Reforma Tributária: “Artigo da discórdia” causa temor no mercado

Setores econômicos intensificam lobby contra trecho aprovado na Câmara

Luis Macedo/Câmara dos Deputados
Luis Macedo/Câmara dos Deputados

Por Erick Matheus Nery

A Reforma Tributária coleciona elogios dos agentes econômicos. No entanto, uma parte do texto aprovado na Câmara dos Deputados já causa repulsa em vários setores da economia e tem potencial de causar uma crise que pode até parar no STF (Supremo Tribunal Federal). Trata-se do polêmico artigo 20, que tem o potencial de criar novos tributos pelos próximos 20 anos.

Segundo fontes ouvidas pelo Faria Lima Journal (FLJ), esse parágrafo é um legítimo “jabuti” – como são apelidados os “contrabandos” que parlamentares usualmente fazem ao inserir, em textos legais, assuntos sem relação com o tema inicial. Seu texto foi aprovado pela Câmara. Hoje, como o resto da Reforma, está nas mãos do Senado. 

Entenda o “jabuti da discórdia”

O artigo 20 da emenda aglutinativa da Reforma Tributária diz que:

Os Estados e o Distrito Federal poderão instituir contribuição sobre produtos primários e semielaborados, produzidos nos respectivos territórios, para investimento em obras de infraestrutura e habitação, em substituição a contribuição a fundos estaduais, estabelecida como condição à aplicação de diferimento, regime especial ou outro tratamento diferenciado, relacionados com o imposto de que trata o art. 155, II, da Constituição Federal, prevista na respectiva legislação estadual em 30 de abril de 2023. Parágrafo único. O disposto neste artigo aplica-se até 31 de dezembro de 2043.

Em termos práticos, essa parte do texto abre espaço para que as unidades federativas que já possuem essas estruturas, como um fundo para infraestrutura ou pobreza, criem novos tributos além da CBS (Contribuição sobre Bens e Serviços, destinada ao governo federal) e do IBS (Imposto sobre Bens e Serviços, destinado aos estados e municípios), sendo que o objetivo da Reforma é justamente simplificar o manicômio tributário nacional e resumi-lo a apenas dois tributos.

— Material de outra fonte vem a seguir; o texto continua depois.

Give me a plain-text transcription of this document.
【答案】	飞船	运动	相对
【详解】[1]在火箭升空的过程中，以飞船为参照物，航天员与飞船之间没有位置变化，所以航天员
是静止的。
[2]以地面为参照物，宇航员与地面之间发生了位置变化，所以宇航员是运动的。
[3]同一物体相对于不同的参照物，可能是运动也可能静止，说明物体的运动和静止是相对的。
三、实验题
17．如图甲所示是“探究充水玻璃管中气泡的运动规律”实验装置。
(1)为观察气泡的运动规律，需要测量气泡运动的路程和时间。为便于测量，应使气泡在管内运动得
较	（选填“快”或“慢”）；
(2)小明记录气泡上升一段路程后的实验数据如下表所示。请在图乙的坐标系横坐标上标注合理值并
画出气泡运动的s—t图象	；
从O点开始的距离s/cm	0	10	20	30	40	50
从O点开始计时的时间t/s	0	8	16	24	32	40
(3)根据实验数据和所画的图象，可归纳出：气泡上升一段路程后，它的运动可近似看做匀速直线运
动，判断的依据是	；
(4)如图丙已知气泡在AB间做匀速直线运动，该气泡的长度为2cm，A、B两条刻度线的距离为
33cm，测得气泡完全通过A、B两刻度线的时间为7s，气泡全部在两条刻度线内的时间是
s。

Além disso, o texto define que esse hipotético terceiro tributo seja instituído até 2043. Então, se um Estado possui um desses fundos, essa unidade federativa tem uma “carta na manga” pelas próximas duas décadas para criar um novo tributo.

Em relatório enviado aos clientes, a XP Investimentos afirma que o artigo 20 traz riscos de tributação sobre royalties de companhias de metais, siderurgia, petróleo e gás. Contudo, fontes do FLJ detalham que até setores que não estão no radar dos analistas, como o agronegócio, estão se movimentando contra essa parte do artigo.

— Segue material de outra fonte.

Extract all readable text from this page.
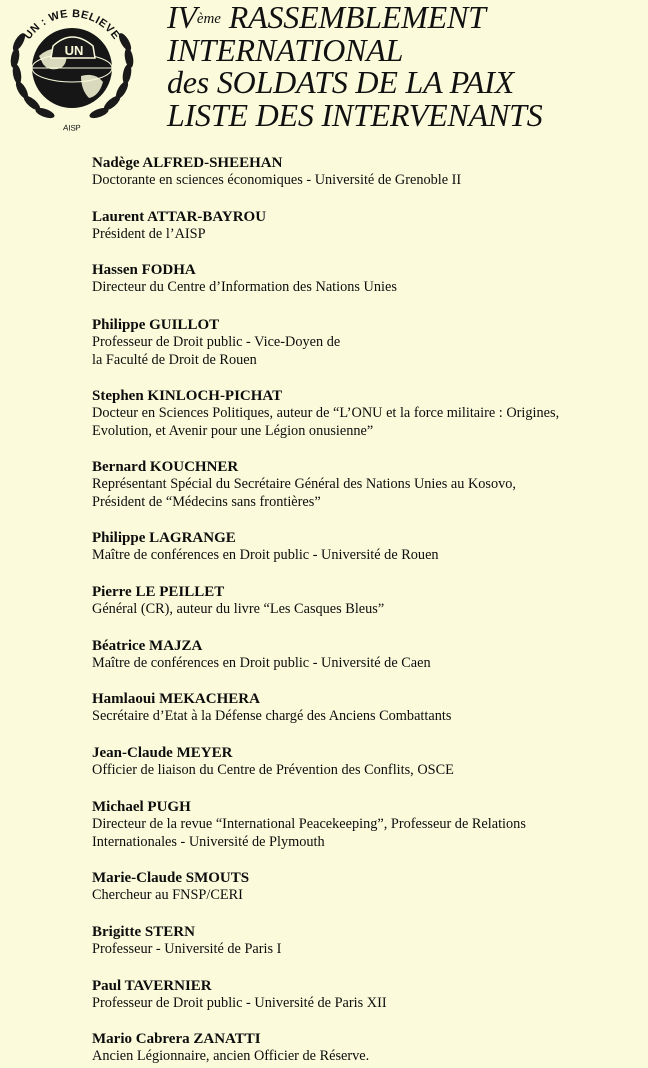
UN
UN : WE BELIEVE
AISP
IVème RASSEMBLEMENT
INTERNATIONAL
des SOLDATS DE LA PAIX
LISTE DES INTERVENANTS
Nadège ALFRED-SHEEHAN
Doctorante en sciences économiques - Université de Grenoble II
Laurent ATTAR-BAYROU
Président de l’AISP
Hassen FODHA
Directeur du Centre d’Information des Nations Unies
Philippe GUILLOT
Professeur de Droit public - Vice-Doyen de
la Faculté de Droit de Rouen
Stephen KINLOCH-PICHAT
Docteur en Sciences Politiques, auteur de “L’ONU et la force militaire : Origines,
Evolution, et Avenir pour une Légion onusienne”
Bernard KOUCHNER
Représentant Spécial du Secrétaire Général des Nations Unies au Kosovo,
Président de “Médecins sans frontières”
Philippe LAGRANGE
Maître de conférences en Droit public - Université de Rouen
Pierre LE PEILLET
Général (CR), auteur du livre “Les Casques Bleus”
Béatrice MAJZA
Maître de conférences en Droit public - Université de Caen
Hamlaoui MEKACHERA
Secrétaire d’Etat à la Défense chargé des Anciens Combattants
Jean-Claude MEYER
Officier de liaison du Centre de Prévention des Conflits, OSCE
Michael PUGH
Directeur de la revue “International Peacekeeping”, Professeur de Relations
Internationales - Université de Plymouth
Marie-Claude SMOUTS
Chercheur au FNSP/CERI
Brigitte STERN
Professeur - Université de Paris I
Paul TAVERNIER
Professeur de Droit public - Université de Paris XII
Mario Cabrera ZANATTI
Ancien Légionnaire, ancien Officier de Réserve.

À reportagem, interlocutores no mercado confessam o temor de que esses hipotéticos tributos atinjam a todos os setores em uma espécie de “extorsão” dos governadores para conseguirem aumentar suas arrecadações.

Por isso, os agentes econômicos intensificaram o lobby nas últimas semanas no Senado para que essa parte do texto seja retirada. Além desses argumentos, parte dos agentes econômicos justificam que o tal artigo está “mal-escrito” e tão “sem pé nem cabeça” que, sendo aprovado, abre precedente para uma ação direta de inconstitucionalidade no STF.

“Esse artigo está totalmente fora dos princípios que guiaram a reforma”, afirma Eric Torrente, advogado tributarista do escritório Champs Law, ao FLJ

À reportagem, o profissional detalha como esse artigo fere os seguintes princípios da Reforma Tributária:

  • Cumulatividade: “Essa contribuição vai entrar na base de cálculo dos outros tributos, então terá um efeito cascata”;
  • Transparência: “Você não terá mais o valor fechado de quanto está sendo pago de imposto e esse valor entrará na base dos demais pontos da cadeia”;
  • Local da cobrança do imposto: “O texto não obedece o princípio do destino, pois quem se beneficiará deste tributo são os Estados produtores”.